X_train = train_x.values
X_test = test_x.values
y_train = train_y.values
y_test = test_y.values

for i in range(10,110,10):
    rf = RandomForestRegressor(max_features = "sqrt", random_state = 123, n_estimators = i)
    rf.fit(train_x, train_y)
    avg_expected_loss, avg_bias, avg_var = bias_variance_decomp(rf, X_train, y_train, X_test, y_test, loss='mse',random_seed=123)
    bias_sqr_list.append(avg_bias**2)
    var_list.append(avg_var)

### Then we plot the $Bias^2$ graph

In [None]:
fig, ax = plt.subplots()
ax.plot(range(10,110,10), bias_sqr_list, linewidth=2.0)
ax.scatter(range(10,110,10),bias_sqr_list)
ax.set(xlim=(10, 100), xticks=np.arange(10, 100,10), 
       ylim=(0, 4), yticks=np.arange(1, 4))
ax.set_title('Bias Square with different number of trees')
ax.set_ylabel('Bias square')
ax.set_xlabel('Number of Trees')

### Then plot the graph for variance

In [None]:
fig, ax = plt.subplots()
ax.plot(range(10,110,10), var_list, linewidth=2.0)
ax.scatter(range(10,110,10),var_list)
ax.set(xlim=(10, 100), xticks=np.arange(10, 100,10), 
       ylim=(0, 1), yticks=np.arange(0, 1))
ax.set_title('Variance with different number of trees')
ax.set_ylabel('Variance')
ax.set_xlabel('Number of Trees')

## Analysis of the two graphs:

### For Bias:

In the graph, we can observe that there is no clear relationship between variance and bias.

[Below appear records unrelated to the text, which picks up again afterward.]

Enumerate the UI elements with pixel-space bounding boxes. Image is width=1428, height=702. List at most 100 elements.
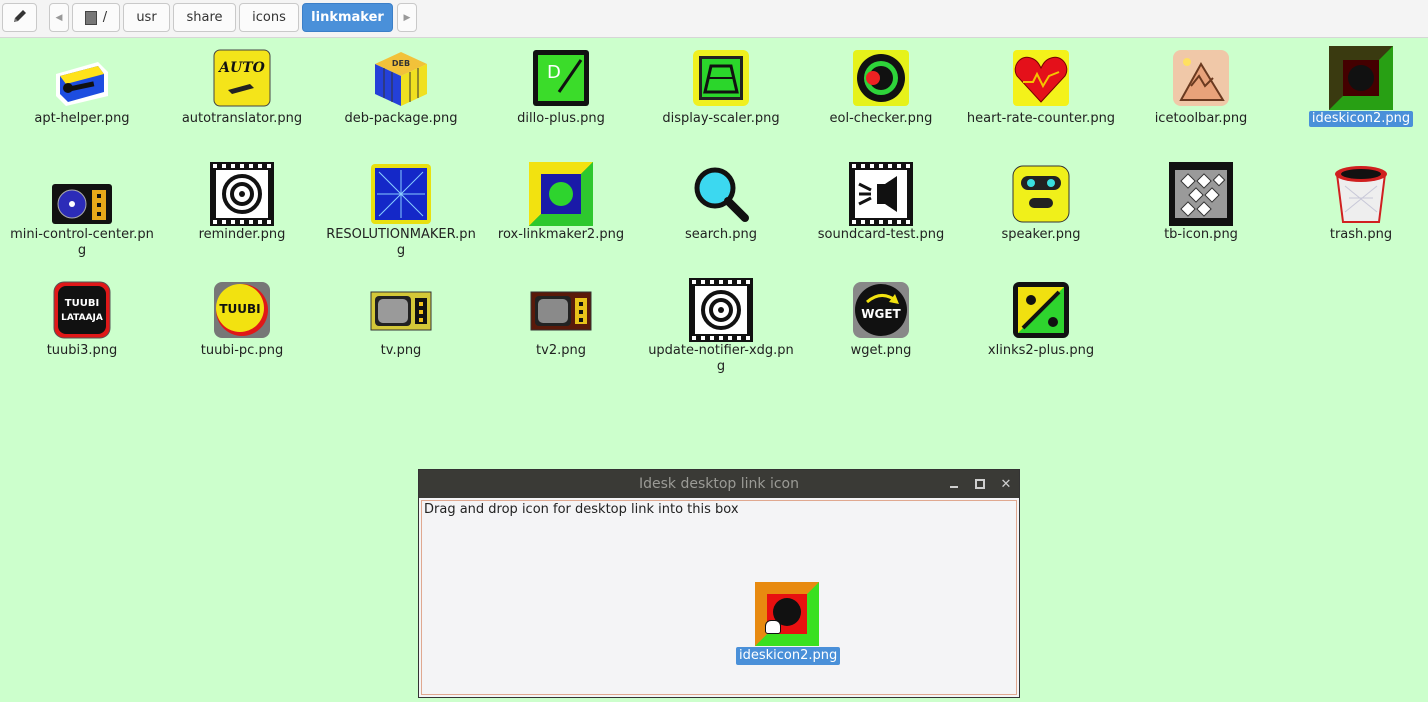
file-item[interactable]: update-notifier-xdg.png bbox=[641, 278, 801, 375]
mountain-icon bbox=[1169, 46, 1233, 110]
maximize-button[interactable] bbox=[971, 475, 989, 493]
crumb-icons-label: icons bbox=[252, 10, 286, 25]
deb-cube-icon: DEB bbox=[369, 46, 433, 110]
file-item[interactable]: icetoolbar.png bbox=[1121, 46, 1281, 127]
drive-icon bbox=[84, 10, 97, 25]
dropped-icon[interactable] bbox=[755, 582, 819, 646]
file-name: speaker.png bbox=[1001, 227, 1081, 242]
crumb-icons[interactable]: icons bbox=[239, 3, 299, 32]
file-item[interactable]: AUTO autotranslator.png bbox=[162, 46, 322, 127]
file-name-selected: ideskicon2.png bbox=[1308, 111, 1414, 127]
dialog-titlebar[interactable]: Idesk desktop link icon bbox=[419, 470, 1019, 498]
auto-icon-text: AUTO bbox=[217, 60, 265, 76]
file-item[interactable]: mini-control-center.png bbox=[2, 162, 162, 259]
dropped-icon-label: ideskicon2.png bbox=[736, 647, 841, 665]
file-item[interactable]: eol-checker.png bbox=[801, 46, 961, 127]
edit-location-button[interactable] bbox=[2, 3, 37, 32]
file-name: tuubi-pc.png bbox=[200, 343, 284, 358]
lataaja-icon-text: LATAAJA bbox=[61, 313, 103, 323]
file-item[interactable]: speaker.png bbox=[961, 162, 1121, 243]
file-item[interactable]: reminder.png bbox=[162, 162, 322, 243]
dialog-title: Idesk desktop link icon bbox=[638, 476, 799, 492]
xlinks-icon bbox=[1009, 278, 1073, 342]
ideskicon-icon bbox=[755, 582, 819, 646]
ideskicon-icon bbox=[1329, 46, 1393, 110]
file-name: tv.png bbox=[380, 343, 422, 358]
file-item[interactable]: tv2.png bbox=[481, 278, 641, 359]
file-item[interactable]: TUUBI tuubi-pc.png bbox=[162, 278, 322, 359]
file-name: update-notifier-xdg.png bbox=[648, 343, 794, 374]
file-name: rox-linkmaker2.png bbox=[497, 227, 625, 242]
file-name: tv2.png bbox=[536, 343, 586, 358]
file-name: apt-helper.png bbox=[34, 111, 130, 126]
filmstrip-spiral-icon bbox=[210, 162, 274, 226]
file-item[interactable]: trash.png bbox=[1281, 162, 1428, 243]
apt-helper-icon bbox=[50, 46, 114, 110]
file-item[interactable]: soundcard-test.png bbox=[801, 162, 961, 243]
crumb-root-label: / bbox=[102, 10, 108, 25]
crumb-linkmaker[interactable]: linkmaker bbox=[302, 3, 393, 32]
heart-icon bbox=[1009, 46, 1073, 110]
close-button[interactable]: ✕ bbox=[997, 475, 1015, 493]
auto-icon: AUTO bbox=[210, 46, 274, 110]
back-button[interactable]: ◀ bbox=[49, 3, 69, 32]
file-name: dillo-plus.png bbox=[517, 111, 605, 126]
idesk-dialog: Idesk desktop link icon ✕ Drag and drop … bbox=[418, 469, 1020, 698]
magnifier-icon bbox=[689, 162, 753, 226]
trash-icon bbox=[1329, 162, 1393, 226]
crumb-usr-label: usr bbox=[136, 10, 157, 25]
file-item[interactable]: heart-rate-counter.png bbox=[961, 46, 1121, 127]
chevron-left-icon: ◀ bbox=[55, 12, 63, 23]
file-item[interactable]: xlinks2-plus.png bbox=[961, 278, 1121, 359]
crumb-share-label: share bbox=[186, 10, 223, 25]
file-item[interactable]: display-scaler.png bbox=[641, 46, 801, 127]
file-item[interactable]: tb-icon.png bbox=[1121, 162, 1281, 243]
filmstrip-spiral-icon bbox=[689, 278, 753, 342]
grab-hand-icon bbox=[765, 620, 781, 634]
resolution-icon bbox=[369, 162, 433, 226]
tb-pattern-icon bbox=[1169, 162, 1233, 226]
file-item[interactable]: search.png bbox=[641, 162, 801, 243]
robot-face-icon bbox=[1009, 162, 1073, 226]
file-item[interactable]: DEB deb-package.png bbox=[321, 46, 481, 127]
file-name: deb-package.png bbox=[344, 111, 458, 126]
tv2-icon bbox=[529, 278, 593, 342]
drop-zone[interactable]: Drag and drop icon for desktop link into… bbox=[421, 500, 1017, 695]
file-item[interactable]: tv.png bbox=[321, 278, 481, 359]
wget-icon: WGET bbox=[849, 278, 913, 342]
file-name: icetoolbar.png bbox=[1154, 111, 1248, 126]
file-item[interactable]: D dillo-plus.png bbox=[481, 46, 641, 127]
chevron-right-icon: ▶ bbox=[403, 12, 411, 23]
deb-icon-text: DEB bbox=[392, 59, 410, 68]
close-icon: ✕ bbox=[1000, 476, 1012, 492]
tuubi-lataaja-icon: TUUBI LATAAJA bbox=[50, 278, 114, 342]
file-item[interactable]: RESOLUTIONMAKER.png bbox=[321, 162, 481, 259]
forward-button[interactable]: ▶ bbox=[397, 3, 417, 32]
file-name: reminder.png bbox=[198, 227, 286, 242]
tuubi-icon: TUUBI bbox=[210, 278, 274, 342]
dillo-icon: D bbox=[529, 46, 593, 110]
file-item[interactable]: TUUBI LATAAJA tuubi3.png bbox=[2, 278, 162, 359]
tv-icon bbox=[369, 278, 433, 342]
file-item[interactable]: apt-helper.png bbox=[2, 46, 162, 127]
file-item[interactable]: rox-linkmaker2.png bbox=[481, 162, 641, 243]
control-center-icon bbox=[50, 162, 114, 226]
file-name: display-scaler.png bbox=[662, 111, 780, 126]
file-name: heart-rate-counter.png bbox=[966, 111, 1116, 126]
minimize-icon bbox=[950, 486, 958, 488]
file-name: eol-checker.png bbox=[829, 111, 933, 126]
tuubi-pc-icon-text: TUUBI bbox=[219, 302, 260, 316]
file-item[interactable]: WGET wget.png bbox=[801, 278, 961, 359]
crumb-usr[interactable]: usr bbox=[123, 3, 170, 32]
file-name: soundcard-test.png bbox=[817, 227, 945, 242]
maximize-icon bbox=[975, 479, 985, 489]
file-item-selected[interactable]: ideskicon2.png bbox=[1281, 46, 1428, 127]
file-name: search.png bbox=[684, 227, 758, 242]
minimize-button[interactable] bbox=[945, 475, 963, 493]
crumb-share[interactable]: share bbox=[173, 3, 236, 32]
target-icon bbox=[849, 46, 913, 110]
crumb-root[interactable]: / bbox=[72, 3, 120, 32]
crumb-linkmaker-label: linkmaker bbox=[311, 10, 384, 25]
speaker-film-icon bbox=[849, 162, 913, 226]
file-name: wget.png bbox=[850, 343, 912, 358]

Also, for bias square, It does not wave a lot with different number of trees.

### For Variance:

From the graph above, we can draw that the variance of forest descendsmonotinously with the increase of number_of_trees. That is, the increase of tree number can help reduce variance to somehow reduce the total error.